Unique Zero Trust Methodology
Panda explains that most, if not all data security startups, tend to assign some level of implicit trust inside the system. By dividing business systems and processes into ‘inside’ and ‘outside’ and assigning a previously entitled amount of trust to internal systems, they create a divide that is not viable in the modern world.
“This excessive trust often leads to excessive latent risks that manifest themselves later as an exploited cyberattack,” he explains.
InstaSafe on the other hand, believes that trust never was an entitlement.
Trust needs to be earned. It needs to be established by authenticating the credentials of the user, while also validating the context as to why access is being sought
“Trust needs to be earned. It needs to be established by authenticating the credentials of the user, while also validating the context as to why access is being sought,” he says.

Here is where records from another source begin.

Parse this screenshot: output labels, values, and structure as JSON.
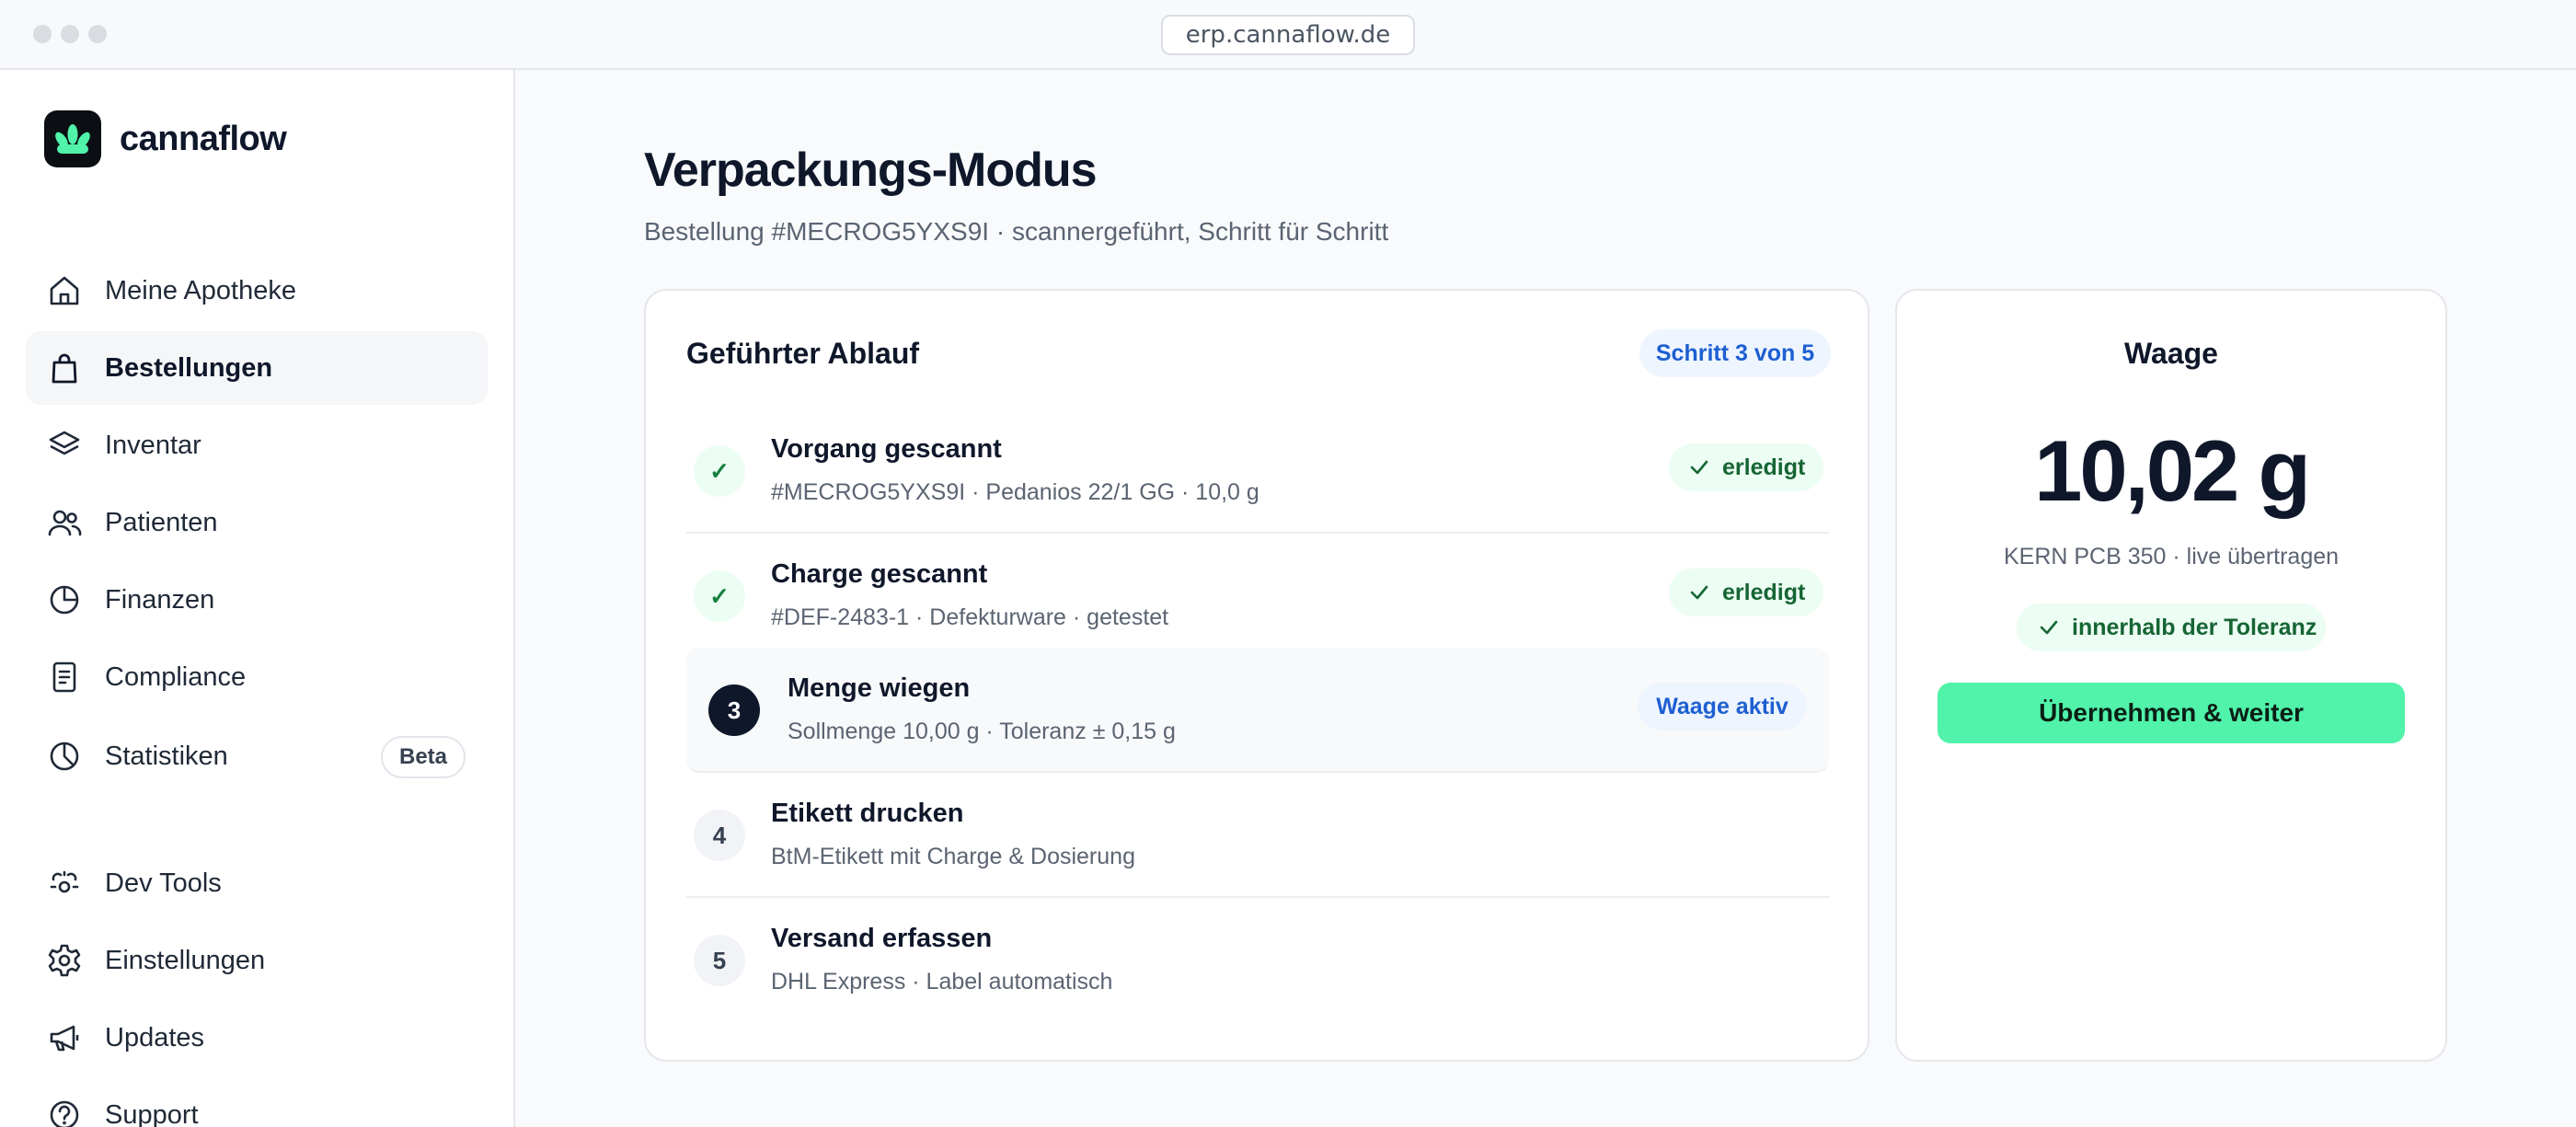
{
  "browser": {
    "url": "erp.cannaflow.de"
  },
  "brand": {
    "name": "cannaflow"
  },
  "sidebar": {
    "primary": [
      {
        "label": "Meine Apotheke",
        "icon": "home-icon"
      },
      {
        "label": "Bestellungen",
        "icon": "shopping-bag-icon",
        "active": true
      },
      {
        "label": "Inventar",
        "icon": "layers-icon"
      },
      {
        "label": "Patienten",
        "icon": "users-icon"
      },
      {
        "label": "Finanzen",
        "icon": "pie-chart-icon"
      },
      {
        "label": "Compliance",
        "icon": "document-icon"
      },
      {
        "label": "Statistiken",
        "icon": "chart-icon",
        "badge": "Beta"
      }
    ],
    "secondary": [
      {
        "label": "Dev Tools",
        "icon": "dev-tools-icon"
      },
      {
        "label": "Einstellungen",
        "icon": "gear-icon"
      },
      {
        "label": "Updates",
        "icon": "megaphone-icon"
      },
      {
        "label": "Support",
        "icon": "help-circle-icon"
      }
    ]
  },
  "page": {
    "title": "Verpackungs-Modus",
    "subtitle": "Bestellung #MECROG5YXS9I · scannergeführt, Schritt für Schritt"
  },
  "flow": {
    "title": "Geführter Ablauf",
    "step_badge": "Schritt 3 von 5",
    "steps": [
      {
        "marker": "✓",
        "state": "done",
        "title": "Vorgang gescannt",
        "detail": "#MECROG5YXS9I · Pedanios 22/1 GG · 10,0 g",
        "status": "erledigt"
      },
      {
        "marker": "✓",
        "state": "done",
        "title": "Charge gescannt",
        "detail": "#DEF-2483-1 · Defekturware · getestet",
        "status": "erledigt"
      },
      {
        "marker": "3",
        "state": "current",
        "title": "Menge wiegen",
        "detail": "Sollmenge 10,00 g · Toleranz ± 0,15 g",
        "status": "Waage aktiv"
      },
      {
        "marker": "4",
        "state": "todo",
        "title": "Etikett drucken",
        "detail": "BtM-Etikett mit Charge & Dosierung",
        "status": ""
      },
      {
        "marker": "5",
        "state": "todo",
        "title": "Versand erfassen",
        "detail": "DHL Express · Label automatisch",
        "status": ""
      }
    ]
  },
  "scale": {
    "title": "Waage",
    "value": "10,02 g",
    "device": "KERN PCB 350 · live übertragen",
    "tolerance_status": "innerhalb der Toleranz",
    "accept_label": "Übernehmen & weiter"
  },
  "colors": {
    "accent": "#50f3a9",
    "success": "#166534",
    "info": "#1d5fd1",
    "text": "#0f172a"
  }
}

By employing this unique, Zero Trust methodology in the design of its technologies, the company seeks to create a final product that can not only accommodate modern disruptions like the cloud but also create a stronger security setup within the enterprise.

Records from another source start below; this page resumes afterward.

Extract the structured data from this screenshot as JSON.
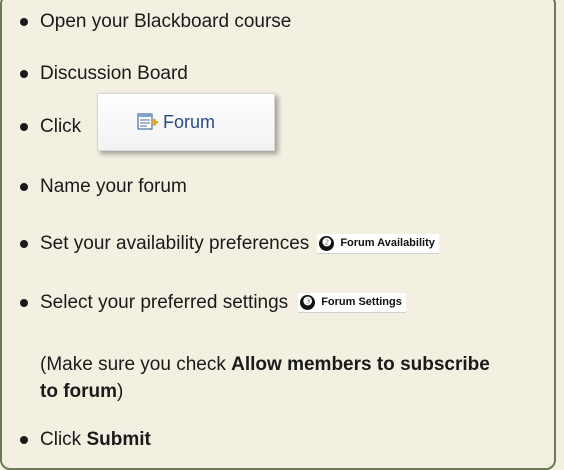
{
  "items": {
    "open_course": "Open your Blackboard course",
    "discussion_board": "Discussion Board",
    "click_prefix": "Click",
    "name_forum": "Name your forum",
    "availability": "Set your availability preferences",
    "settings": "Select your preferred settings",
    "note_prefix": "(Make sure you check ",
    "note_bold": "Allow members to subscribe to forum",
    "note_suffix": ")",
    "submit_prefix": "Click ",
    "submit_bold": "Submit"
  },
  "forum_button": {
    "icon": "forum-add-icon",
    "label": "Forum"
  },
  "badges": {
    "availability_num": "❷",
    "availability_label": "Forum Availability",
    "settings_num": "❸",
    "settings_label": "Forum Settings"
  },
  "colors": {
    "background": "#f3f0e1",
    "frame": "#6b7a55",
    "link_blue": "#2a4a8c"
  }
}
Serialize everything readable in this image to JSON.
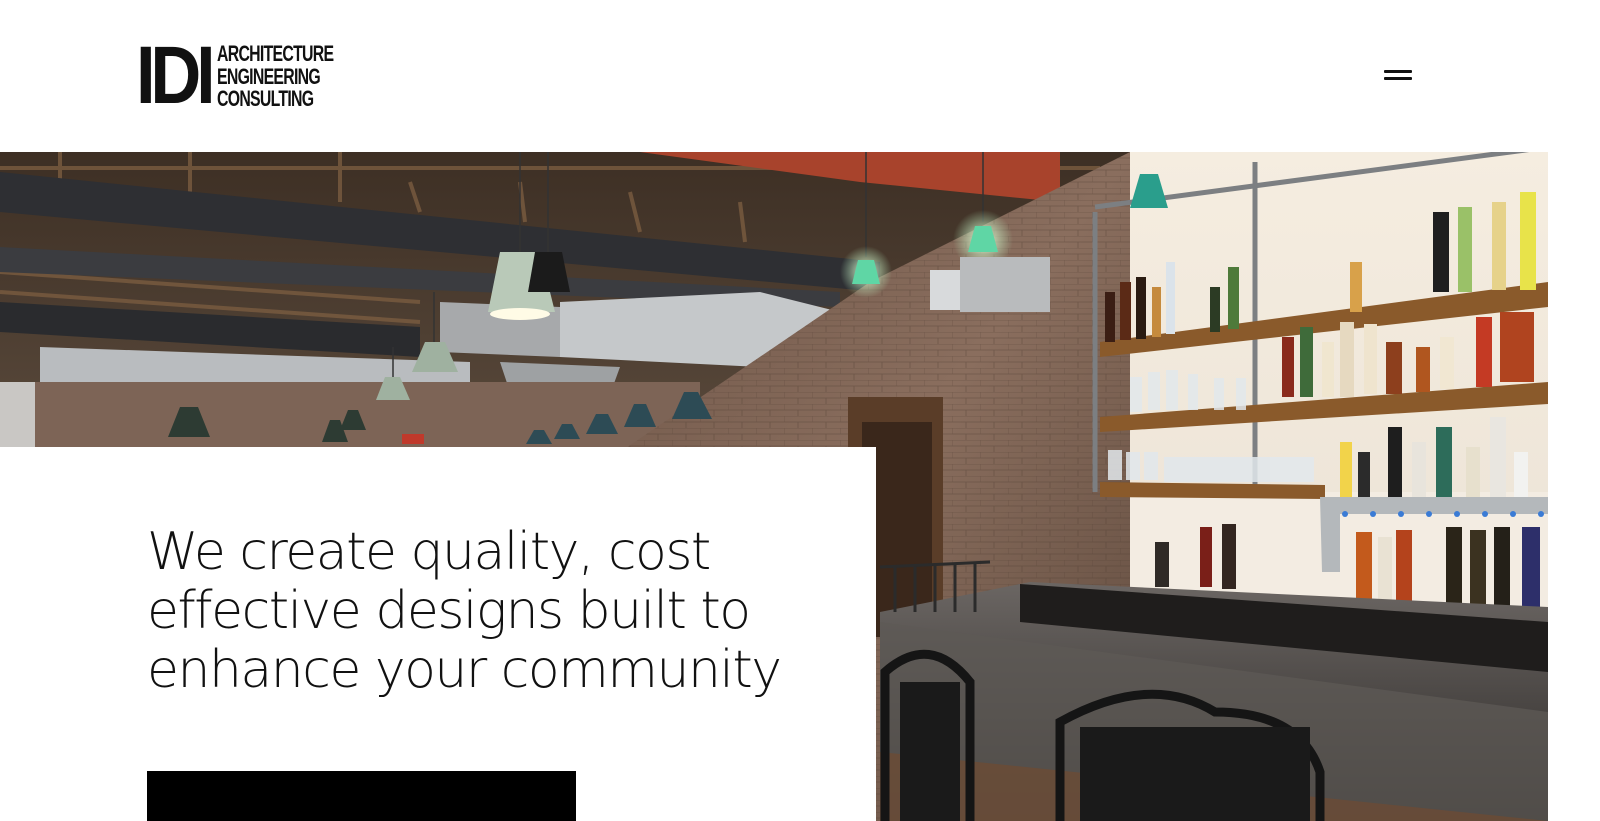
{
  "header": {
    "logo_mark": "IDI",
    "logo_lines": [
      "ARCHITECTURE",
      "ENGINEERING",
      "CONSULTING"
    ],
    "menu_icon": "hamburger-menu-icon"
  },
  "hero": {
    "image_subject": "restaurant-bar-interior-photo"
  },
  "main": {
    "headline": "We create quality, cost effective designs built to enhance your community",
    "cta_label": ""
  },
  "colors": {
    "text": "#111111",
    "background": "#ffffff",
    "cta_background": "#000000"
  }
}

“It would not be wrong to say that we were one of the first few global players in the Zero Trust domain, when we started in 2012. As the CSA´s definition of an SDP architecture evolved, both Gartner and Forrester started covering the Zero Trust Model, we found that we were in a unique position,” he recalls.

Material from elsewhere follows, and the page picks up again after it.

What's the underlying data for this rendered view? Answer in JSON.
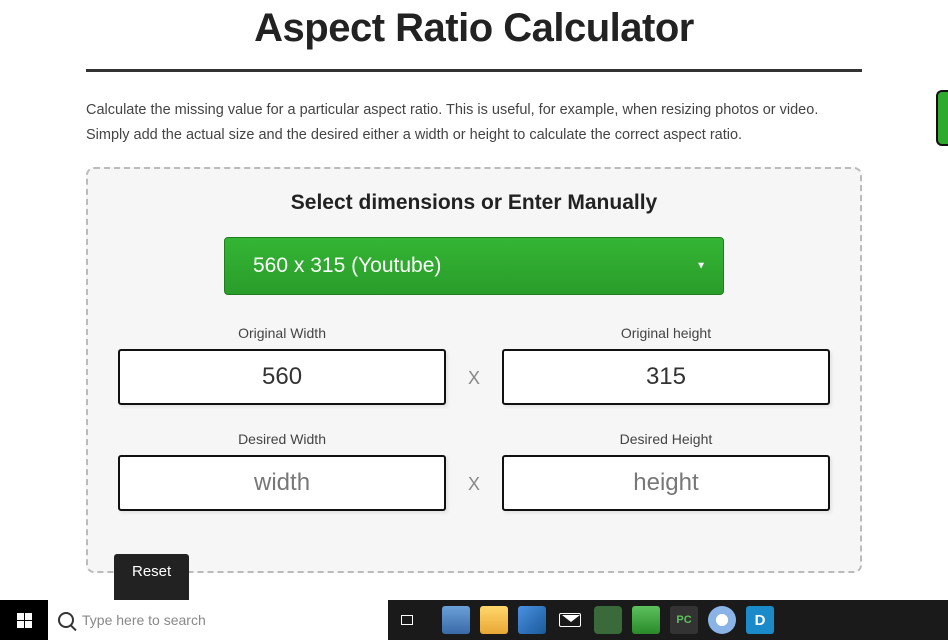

Since they had been helping organizations adopt a Zero Trust approach for some time already, and their products had undergone several iterations and corrections, they were able to come up with a much superior offering than what other Zero Trust players had to offer.
“I would like to believe that this competitive advantage in terms of product superiority still stands, and this, along with our constant attention towards innovating and accommodating customer feedback in our upgrades to make a people centric solution, makes us different,” he adds.
The past year saw companies coming to terms with the need to upgrade their cybersecurity infrastructure. In the last year alone, InstaSafe had the opportunity to cater to the security needs of more than half a million users belonging to 100+ Fortune 2000 companies.
We wish to expand on our mission of simplifying enterprise security to provide an integrated security experience. This of course would involve horizontal product line expansion to provide a unified Zero Trust experience
“Our steady growth trajectory has led us to becoming India’s fastest growing cybersecurity company and tenth fastest growing tech company,” Panda informs proudly.
The company was recognized by Deloitte Fast 50 and ET India Growth Champions, with a three year average growth of more than 574%. They´ve also had the privilege of being featured by Nikkei and the Financial Times as one of Asia’s fastest growing companies. In addition, they were nominated as a preferred WFH solution by the Data Security Council of India. Moreover, global market research agency Gartner, has recommended InstaSafe as a preferred tool for crafting Zero Trust strategies, along with giants like Google, CISCO, and Microsoft.
InstaSafe is in plans to expand its influence beyond the Asian market, and Panda says, they hope to emerge as one of the foremost cybersecurity players in the world in the next decade.
“Cybersecurity conversations have shifted from the confines of security teams to become the spotlight in boardroom discussions. In this scenario, we wish to expand on our mission of simplifying enterprise security to provide an integrated security experience. This of course would involve horizontal product line expansion to provide a unified Zero Trust experience,” he concludes.